Mudo de posição no sofá, nervosa com o rumo que meus pensamentos estão tomando, e verifico meu celular pela enésima vez.

Penso na expressão de surpresa em seu rosto quando o apresentei à mamãe.

Ele me ligou semana passada e depois de conversar um pouco me perguntou: -Mas quando você vai me apresentar essa Olívia? - Perguntei por que ele queria conhecê-la e ele me pegou de surpresa quando respondeu que eu continuava falando dela nas nossas últimas ligações, telefonemas, porque eu não tinha percebido. Eu estava curioso para conhecê-la e, a julgar pelo que ela me disse ao telefone ontem à noite, ela gosta dela.

Eu enrijeci com o comentário dele sobre minha ex, mas Olivia não parece interpretar isso mal. Não contei o nome dela, mas havia contado a ele sobre Eleonor alguns dias antes, quando estávamos assistindo a um episódio de Black Mirror.

Estávamos juntos na faculdade, eu achava que a amava e estava muito feliz com ela, gostava dela. Por acaso, olhando as fotos que tiramos num fim de semana quando estávamos em um barco, encontrei evidências de que ela estava transando com meu pai. Desde então nunca confiei em nenhuma mulher, porque embora seja verdade que meu pai é um bastardo, com meu ex não foi diferente. Um novato que fez o que precisava para conseguir o quê? Presentes e um estilo de vida confortável. Este era eu para ela. Meu pai me disse que estava tentando fazê-lo entender que não podiam continuar assim, que ele não queria me machucar, mas a partir daquele momento eu coloquei minhas emoções em zero, era a única coisa que eu conseguia. fazer. Minha mãe estava juntando os pedaços de sua vida longe de nós, sinceramente eu também teria gostado.

Em vez disso, tive que fazer isso sozinho, com os meios que tinha. E considerando que o outro homem era meu pai, bem como meu mentor e o único pai com quem eu conseguia me relacionar na época, era uma droga.

Quando voltamos para o hotel depois do jantar, Liv estava estranhamente quieta e tive que perguntar várias vezes o que havia de errado enquanto ela continuava balançando a cabeça.
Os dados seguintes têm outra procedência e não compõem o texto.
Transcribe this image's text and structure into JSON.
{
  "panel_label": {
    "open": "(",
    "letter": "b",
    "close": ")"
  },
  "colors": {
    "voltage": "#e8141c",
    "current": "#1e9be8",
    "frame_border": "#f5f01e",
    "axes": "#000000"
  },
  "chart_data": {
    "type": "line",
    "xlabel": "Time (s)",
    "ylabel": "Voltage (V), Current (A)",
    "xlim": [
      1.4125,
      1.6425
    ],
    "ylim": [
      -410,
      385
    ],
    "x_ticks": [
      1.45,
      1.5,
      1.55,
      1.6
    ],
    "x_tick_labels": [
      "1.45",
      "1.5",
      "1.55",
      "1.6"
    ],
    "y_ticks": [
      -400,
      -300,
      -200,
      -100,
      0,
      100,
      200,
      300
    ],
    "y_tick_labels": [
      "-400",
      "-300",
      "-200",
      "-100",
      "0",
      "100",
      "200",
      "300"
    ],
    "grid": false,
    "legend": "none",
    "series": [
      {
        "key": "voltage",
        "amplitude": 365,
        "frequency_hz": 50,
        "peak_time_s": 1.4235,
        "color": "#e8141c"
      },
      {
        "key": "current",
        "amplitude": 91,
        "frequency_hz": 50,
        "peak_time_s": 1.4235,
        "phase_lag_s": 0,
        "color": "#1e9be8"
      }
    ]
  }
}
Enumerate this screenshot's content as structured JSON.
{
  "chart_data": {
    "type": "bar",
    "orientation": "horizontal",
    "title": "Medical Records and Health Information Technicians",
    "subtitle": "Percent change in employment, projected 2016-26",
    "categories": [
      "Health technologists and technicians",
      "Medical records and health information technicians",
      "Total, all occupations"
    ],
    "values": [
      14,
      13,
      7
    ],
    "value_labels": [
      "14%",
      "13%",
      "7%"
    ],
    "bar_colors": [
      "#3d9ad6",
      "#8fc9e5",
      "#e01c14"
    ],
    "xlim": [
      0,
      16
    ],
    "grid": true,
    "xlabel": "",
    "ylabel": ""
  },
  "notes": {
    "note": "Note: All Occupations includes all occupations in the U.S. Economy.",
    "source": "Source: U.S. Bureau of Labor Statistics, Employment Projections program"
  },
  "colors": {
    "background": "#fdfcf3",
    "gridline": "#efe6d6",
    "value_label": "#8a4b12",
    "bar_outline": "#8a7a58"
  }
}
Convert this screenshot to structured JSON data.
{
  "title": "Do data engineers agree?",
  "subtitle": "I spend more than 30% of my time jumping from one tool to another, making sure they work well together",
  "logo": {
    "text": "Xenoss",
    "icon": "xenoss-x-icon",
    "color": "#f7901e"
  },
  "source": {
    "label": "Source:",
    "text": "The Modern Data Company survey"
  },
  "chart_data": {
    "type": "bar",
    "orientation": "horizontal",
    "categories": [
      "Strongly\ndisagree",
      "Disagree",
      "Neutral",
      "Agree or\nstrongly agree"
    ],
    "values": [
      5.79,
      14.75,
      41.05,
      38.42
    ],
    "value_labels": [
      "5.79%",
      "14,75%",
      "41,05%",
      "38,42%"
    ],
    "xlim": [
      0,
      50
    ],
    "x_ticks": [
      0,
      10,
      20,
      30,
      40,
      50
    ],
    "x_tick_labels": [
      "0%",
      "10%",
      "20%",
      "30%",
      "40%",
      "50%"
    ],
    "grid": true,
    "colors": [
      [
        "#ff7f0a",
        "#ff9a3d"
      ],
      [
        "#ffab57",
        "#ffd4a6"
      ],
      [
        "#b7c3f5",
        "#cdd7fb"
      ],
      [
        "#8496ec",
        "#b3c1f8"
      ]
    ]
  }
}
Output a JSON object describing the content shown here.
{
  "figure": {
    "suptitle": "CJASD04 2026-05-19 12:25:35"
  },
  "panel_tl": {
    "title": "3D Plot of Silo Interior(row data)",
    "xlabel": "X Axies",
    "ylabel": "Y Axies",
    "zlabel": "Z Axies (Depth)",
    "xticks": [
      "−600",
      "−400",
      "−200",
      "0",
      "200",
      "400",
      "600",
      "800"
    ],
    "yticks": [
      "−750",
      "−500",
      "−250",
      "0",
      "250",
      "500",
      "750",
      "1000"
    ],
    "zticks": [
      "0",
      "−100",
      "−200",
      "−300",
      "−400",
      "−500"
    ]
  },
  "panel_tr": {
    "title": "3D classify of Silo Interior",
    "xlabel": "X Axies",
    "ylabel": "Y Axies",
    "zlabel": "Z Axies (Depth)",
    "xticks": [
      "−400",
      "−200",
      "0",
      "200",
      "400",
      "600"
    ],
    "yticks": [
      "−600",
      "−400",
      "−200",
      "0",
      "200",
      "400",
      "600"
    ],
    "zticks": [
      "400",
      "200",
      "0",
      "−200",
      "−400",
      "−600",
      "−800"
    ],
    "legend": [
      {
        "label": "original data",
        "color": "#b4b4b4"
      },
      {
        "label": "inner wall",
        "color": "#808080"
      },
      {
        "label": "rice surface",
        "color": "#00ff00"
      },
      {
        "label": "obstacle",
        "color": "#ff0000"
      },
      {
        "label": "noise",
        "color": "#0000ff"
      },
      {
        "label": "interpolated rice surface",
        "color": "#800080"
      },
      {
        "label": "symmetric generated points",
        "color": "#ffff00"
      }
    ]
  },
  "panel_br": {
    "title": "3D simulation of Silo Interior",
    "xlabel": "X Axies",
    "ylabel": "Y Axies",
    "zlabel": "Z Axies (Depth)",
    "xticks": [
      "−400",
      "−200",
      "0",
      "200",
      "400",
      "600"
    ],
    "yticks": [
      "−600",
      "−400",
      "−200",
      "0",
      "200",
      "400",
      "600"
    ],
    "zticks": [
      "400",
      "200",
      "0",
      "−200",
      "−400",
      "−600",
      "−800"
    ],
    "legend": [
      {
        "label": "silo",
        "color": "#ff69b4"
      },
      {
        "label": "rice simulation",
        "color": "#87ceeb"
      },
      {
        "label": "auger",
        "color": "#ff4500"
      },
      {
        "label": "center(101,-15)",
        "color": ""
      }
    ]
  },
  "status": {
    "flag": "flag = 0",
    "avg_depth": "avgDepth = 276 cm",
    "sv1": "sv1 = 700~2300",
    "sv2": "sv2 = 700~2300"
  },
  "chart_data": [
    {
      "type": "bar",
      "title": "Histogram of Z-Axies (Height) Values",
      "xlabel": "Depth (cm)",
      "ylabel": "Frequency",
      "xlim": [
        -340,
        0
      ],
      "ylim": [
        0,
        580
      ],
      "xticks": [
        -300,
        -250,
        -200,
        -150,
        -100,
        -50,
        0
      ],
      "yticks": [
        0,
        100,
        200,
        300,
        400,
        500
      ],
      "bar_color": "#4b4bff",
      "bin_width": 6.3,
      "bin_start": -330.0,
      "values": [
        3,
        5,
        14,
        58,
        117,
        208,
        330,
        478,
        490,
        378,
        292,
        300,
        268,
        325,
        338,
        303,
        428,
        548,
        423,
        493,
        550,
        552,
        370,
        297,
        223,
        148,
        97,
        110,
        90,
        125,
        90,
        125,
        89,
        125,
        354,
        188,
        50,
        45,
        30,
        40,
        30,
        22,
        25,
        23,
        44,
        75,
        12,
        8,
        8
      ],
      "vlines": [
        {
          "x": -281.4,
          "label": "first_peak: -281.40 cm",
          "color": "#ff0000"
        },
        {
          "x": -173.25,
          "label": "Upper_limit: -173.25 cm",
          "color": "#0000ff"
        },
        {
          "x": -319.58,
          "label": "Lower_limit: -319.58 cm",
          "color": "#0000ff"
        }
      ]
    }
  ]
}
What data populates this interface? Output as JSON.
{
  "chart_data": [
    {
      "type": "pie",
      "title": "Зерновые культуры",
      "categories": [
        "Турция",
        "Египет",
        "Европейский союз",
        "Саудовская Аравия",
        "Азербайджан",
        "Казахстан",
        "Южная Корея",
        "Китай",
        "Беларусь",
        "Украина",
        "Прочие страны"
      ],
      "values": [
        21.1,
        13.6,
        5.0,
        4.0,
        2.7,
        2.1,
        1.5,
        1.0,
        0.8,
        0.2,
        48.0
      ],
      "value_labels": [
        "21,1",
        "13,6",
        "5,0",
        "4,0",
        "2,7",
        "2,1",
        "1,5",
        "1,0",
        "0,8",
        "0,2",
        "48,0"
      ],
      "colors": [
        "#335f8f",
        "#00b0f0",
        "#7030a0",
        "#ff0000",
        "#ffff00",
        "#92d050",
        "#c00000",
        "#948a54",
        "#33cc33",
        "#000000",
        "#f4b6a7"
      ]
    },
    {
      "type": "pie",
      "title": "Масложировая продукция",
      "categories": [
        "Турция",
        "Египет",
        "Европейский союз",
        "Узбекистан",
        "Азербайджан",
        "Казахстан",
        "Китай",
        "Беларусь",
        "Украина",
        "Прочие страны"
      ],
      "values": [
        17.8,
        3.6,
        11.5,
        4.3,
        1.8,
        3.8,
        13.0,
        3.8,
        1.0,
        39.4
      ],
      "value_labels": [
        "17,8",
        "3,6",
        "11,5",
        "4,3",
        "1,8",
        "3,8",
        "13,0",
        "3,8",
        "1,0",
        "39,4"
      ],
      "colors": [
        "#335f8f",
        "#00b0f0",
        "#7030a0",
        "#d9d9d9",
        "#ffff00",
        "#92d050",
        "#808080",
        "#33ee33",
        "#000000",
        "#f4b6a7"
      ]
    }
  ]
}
No final ele me confessou que ficou impressionado por eu ter decidido apresentá-lo à mamãe. E só então percebi a enormidade disso. No começo eu não tinha pensado nisso, queria fazer e aconteceu, mas com o passar das horas percebi que apresentei para minha mãe uma garota com quem estou namorando há alguns dias, uma mulher que vejo menos de. dez vezes por ano, já que ele mora longe de mim.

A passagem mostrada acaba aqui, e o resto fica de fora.